Yazı büyüklüğünü değiştirmek için  + + + + +

2 Haziran 2009 Salı

Marmara Ereğlisinden ayrılmadan


1 Haziran Pazartesi

Sabah yine erken kalktık ama dünden kalan rüzgar aynı şiddette olmasa da esmeye devam ediyordu. Hemen internete girip kontrol ettim hem Meteor gov tr hem de poseidon sözleşmiş gibi rüzgarın 11:00 e kadar devam edip ondan sonra 2 gün boyunca 2-3 şiddetinde yıldız ve poyraz eseceğini bildiriyordu.

Bizde aldık köpekleri bağladığımız yerin hemen karşısındaki balıkcı kahvesine gidip çay ve çıtır simitle kahvaltımızı lüks içinde ferah ferah yaptık. Üstüne kahve bile içtik.
Kahvaltıdan sonra Ayşe köpekleri alıp birikmiş işlerini internetten tamamlamak üzere tekneye gitti .


Ben de biraz dolaştım fotograf çektim.
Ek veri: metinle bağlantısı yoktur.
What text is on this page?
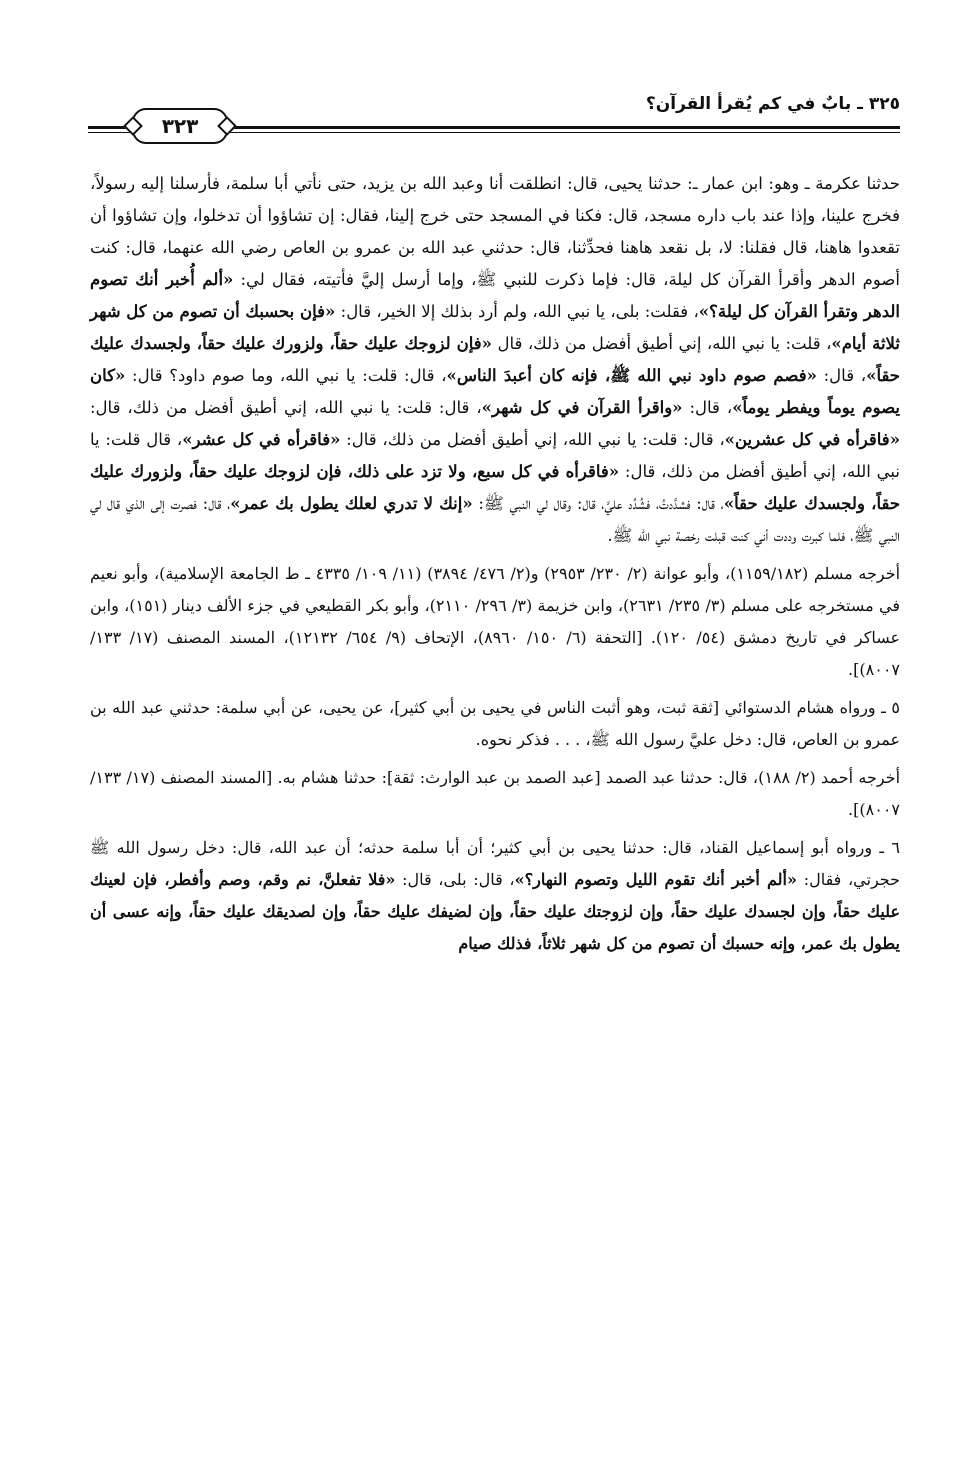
٣٢٥ ـ بابٌ في كم يُقرأ القرآن؟
٣٢٣

حدثنا عكرمة ـ وهو: ابن عمار ـ: حدثنا يحيى، قال: انطلقت أنا وعبد الله بن يزيد، حتى نأتي أبا سلمة، فأرسلنا إليه رسولاً، فخرج علينا، وإذا عند باب داره مسجد، قال: فكنا في المسجد حتى خرج إلينا، فقال: إن تشاؤوا أن تدخلوا، وإن تشاؤوا أن تقعدوا هاهنا، قال فقلنا: لا، بل نقعد هاهنا فحدِّثنا، قال: حدثني عبد الله بن عمرو بن العاص رضي الله عنهما، قال: كنت أصوم الدهر وأقرأ القرآن كل ليلة، قال: فإما ذكرت للنبي ﷺ، وإما أرسل إليَّ فأتيته، فقال لي: «ألم أُخبر أنك تصوم الدهر وتقرأ القرآن كل ليلة؟»، فقلت: بلى، يا نبي الله، ولم أرد بذلك إلا الخير، قال: «فإن بحسبك أن تصوم من كل شهر ثلاثة أيام»، قلت: يا نبي الله، إني أطيق أفضل من ذلك، قال «فإن لزوجك عليك حقاً، ولزورك عليك حقاً، ولجسدك عليك حقاً»، قال: «فصم صوم داود نبي الله ﷺ، فإنه كان أعبدَ الناس»، قال: قلت: يا نبي الله، وما صوم داود؟ قال: «كان يصوم يوماً ويفطر يوماً»، قال: «واقرأ القرآن في كل شهر»، قال: قلت: يا نبي الله، إني أطيق أفضل من ذلك، قال: «فاقرأه في كل عشرين»، قال: قلت: يا نبي الله، إني أطيق أفضل من ذلك، قال: «فاقرأه في كل عشر»، قال قلت: يا نبي الله، إني أطيق أفضل من ذلك، قال: «فاقرأه في كل سبع، ولا تزد على ذلك، فإن لزوجك عليك حقاً، ولزورك عليك حقاً، ولجسدك عليك حقاً»، قال: فشدَّدتُ، فشُدِّد عليَّ، قال: وقال لي النبي ﷺ: «إنك لا تدري لعلك يطول بك عمر»، قال: فصرت إلى الذي قال لي النبي ﷺ، فلما كبرت وددت أني كنت قبلت رخصة نبي الله ﷺ.

أخرجه مسلم (١١٥٩/١٨٢)، وأبو عوانة (٢/ ٢٣٠/ ٢٩٥٣) و(٢/ ٤٧٦/ ٣٨٩٤) (١١/ ١٠٩/ ٤٣٣٥ ـ ط الجامعة الإسلامية)، وأبو نعيم في مستخرجه على مسلم (٣/ ٢٣٥/ ٢٦٣١)، وابن خزيمة (٣/ ٢٩٦/ ٢١١٠)، وأبو بكر القطيعي في جزء الألف دينار (١٥١)، وابن عساكر في تاريخ دمشق (٥٤/ ١٢٠). [التحفة (٦/ ١٥٠/ ٨٩٦٠)، الإتحاف (٩/ ٦٥٤/ ١٢١٣٢)، المسند المصنف (١٧/ ١٣٣/ ٨٠٠٧)].

٥ ـ ورواه هشام الدستوائي [ثقة ثبت، وهو أثبت الناس في يحيى بن أبي كثير]، عن يحيى، عن أبي سلمة: حدثني عبد الله بن عمرو بن العاص، قال: دخل عليَّ رسول الله ﷺ، . . . فذكر نحوه.

أخرجه أحمد (٢/ ١٨٨)، قال: حدثنا عبد الصمد [عبد الصمد بن عبد الوارث: ثقة]: حدثنا هشام به. [المسند المصنف (١٧/ ١٣٣/ ٨٠٠٧)].

٦ ـ ورواه أبو إسماعيل القناد، قال: حدثنا يحيى بن أبي كثير؛ أن أبا سلمة حدثه؛ أن عبد الله، قال: دخل رسول الله ﷺ حجرتي، فقال: «ألم أخبر أنك تقوم الليل وتصوم النهار؟»، قال: بلى، قال: «فلا تفعلنَّ، نم وقم، وصم وأفطر، فإن لعينك عليك حقاً، وإن لجسدك عليك حقاً، وإن لزوجتك عليك حقاً، وإن لضيفك عليك حقاً، وإن لصديقك عليك حقاً، وإنه عسى أن يطول بك عمر، وإنه حسبك أن تصوم من كل شهر ثلاثاً، فذلك صيام
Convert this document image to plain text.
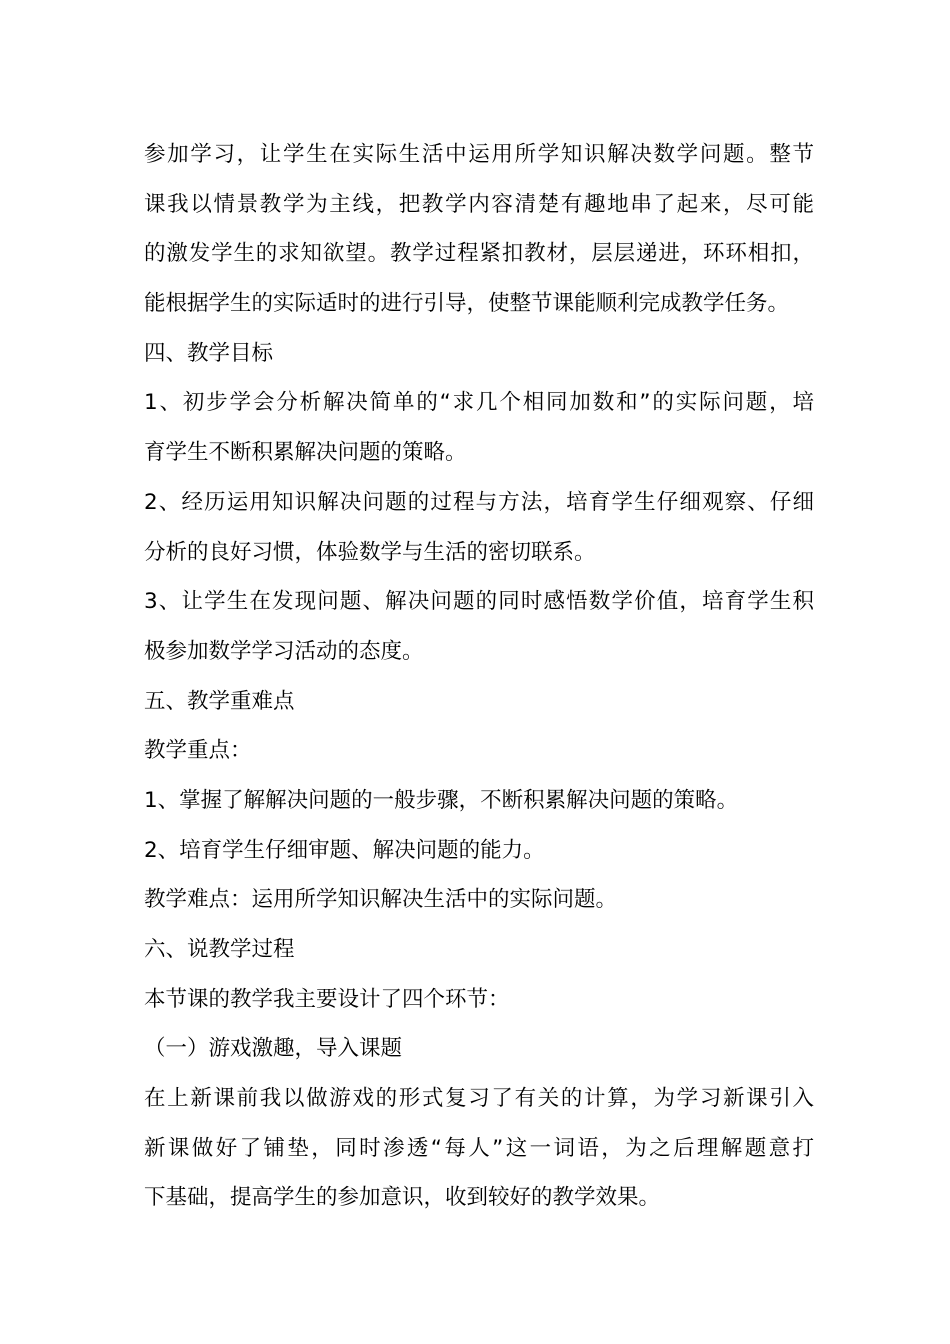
参加学习，让学生在实际生活中运用所学知识解决数学问题。整节
课我以情景教学为主线，把教学内容清楚有趣地串了起来，尽可能
的激发学生的求知欲望。教学过程紧扣教材，层层递进，环环相扣，
能根据学生的实际适时的进行引导，使整节课能顺利完成教学任务。
四、教学目标
1、初步学会分析解决简单的“求几个相同加数和”的实际问题，培
育学生不断积累解决问题的策略。
2、经历运用知识解决问题的过程与方法，培育学生仔细观察、仔细
分析的良好习惯，体验数学与生活的密切联系。
3、让学生在发现问题、解决问题的同时感悟数学价值，培育学生积
极参加数学学习活动的态度。
五、教学重难点
教学重点：
1、掌握了解解决问题的一般步骤，不断积累解决问题的策略。
2、培育学生仔细审题、解决问题的能力。
教学难点：运用所学知识解决生活中的实际问题。
六、说教学过程
本节课的教学我主要设计了四个环节：
（一）游戏激趣，导入课题
在上新课前我以做游戏的形式复习了有关的计算，为学习新课引入
新课做好了铺垫，同时渗透“每人”这一词语，为之后理解题意打
下基础，提高学生的参加意识，收到较好的教学效果。
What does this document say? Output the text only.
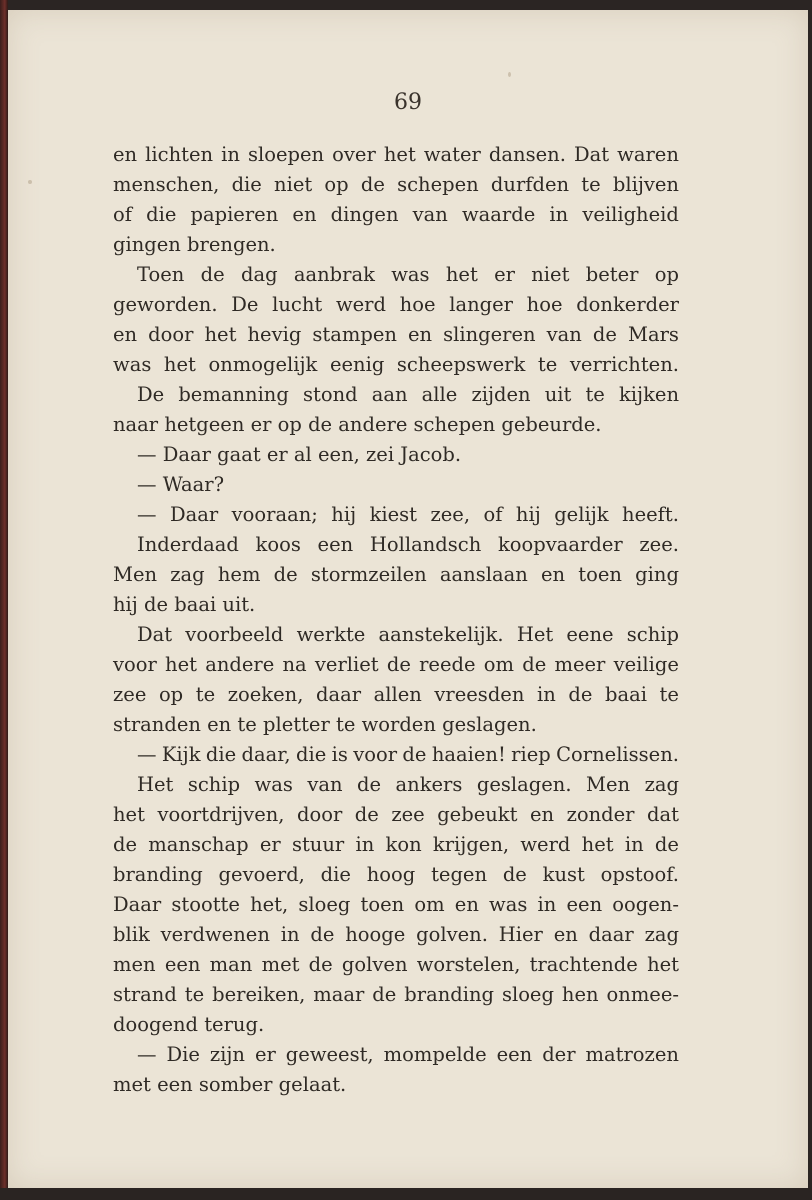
69
en lichten in sloepen over het water dansen. Dat waren
menschen, die niet op de schepen durfden te blijven
of die papieren en dingen van waarde in veiligheid
gingen brengen.
Toen de dag aanbrak was het er niet beter op
geworden. De lucht werd hoe langer hoe donkerder
en door het hevig stampen en slingeren van de Mars
was het onmogelijk eenig scheepswerk te verrichten.
De bemanning stond aan alle zijden uit te kijken
naar hetgeen er op de andere schepen gebeurde.
— Daar gaat er al een, zei Jacob.
— Waar?
— Daar vooraan; hij kiest zee, of hij gelijk heeft.
Inderdaad koos een Hollandsch koopvaarder zee.
Men zag hem de stormzeilen aanslaan en toen ging
hij de baai uit.
Dat voorbeeld werkte aanstekelijk. Het eene schip
voor het andere na verliet de reede om de meer veilige
zee op te zoeken, daar allen vreesden in de baai te
stranden en te pletter te worden geslagen.
— Kijk die daar, die is voor de haaien! riep Cornelissen.
Het schip was van de ankers geslagen. Men zag
het voortdrijven, door de zee gebeukt en zonder dat
de manschap er stuur in kon krijgen, werd het in de
branding gevoerd, die hoog tegen de kust opstoof.
Daar stootte het, sloeg toen om en was in een oogen-
blik verdwenen in de hooge golven. Hier en daar zag
men een man met de golven worstelen, trachtende het
strand te bereiken, maar de branding sloeg hen onmee-
doogend terug.
— Die zijn er geweest, mompelde een der matrozen
met een somber gelaat.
Mendireğin ucuna doğru geldiğimde bir balıkcı artık çok eskimiş olan barbun ağlarınının kurşun yakasını ağdan kesmekte idi.


Yanaştım selamün aleyküm, aleyküm selam kolay gelsin falan sohbete başladık ufaktan. İşim gücüm yok hava kalsın diye bekliyorum sana yardım edeyim dedim. Gel abi beraber yapalım daha çabuk bitiririz dedi.


2 boy ağın yaklaşık 120 m kılavuz ipini kurşun ipini eski ağdan kestik ayırdık roda yaptık bağladık. Bu arada muhabbet koyulaştı ben anlattım Sinop'u, yolculuğumuzu . Mehmet anlattı dertlerini, balıkcılığın ve Marmaranın tükenmişliğini. Özellikle Yunusların ağlarına nasıl musallat olduklarını , bıraktıkları ağları 1 saat bile doldurmadan kaldırmak zorunda kaldıklarını , buna rağmen canavarın ağları nasıl parçaladığını bitirdiğini. Bu hurdaya çıkardığımız ağları 3000 tl ye malettiğini ve 3000 tl'lik balık satamadan ağları nasıl atmak zorunda kaldığını, içinden yamalık parça bile ayıramadığını anlattı anlattı.


İş bitti. Kahveye geçtik çay ısmarladılar bana Mehmet ve arkadaşları. Biraz daha sohbet ve ardından saat 11:00 olup rüzgar hafifleyince hepsiyle vedalaşıp yola çıkmak üzere tekneye beni bekleyen mürettebatın yanına döndüm.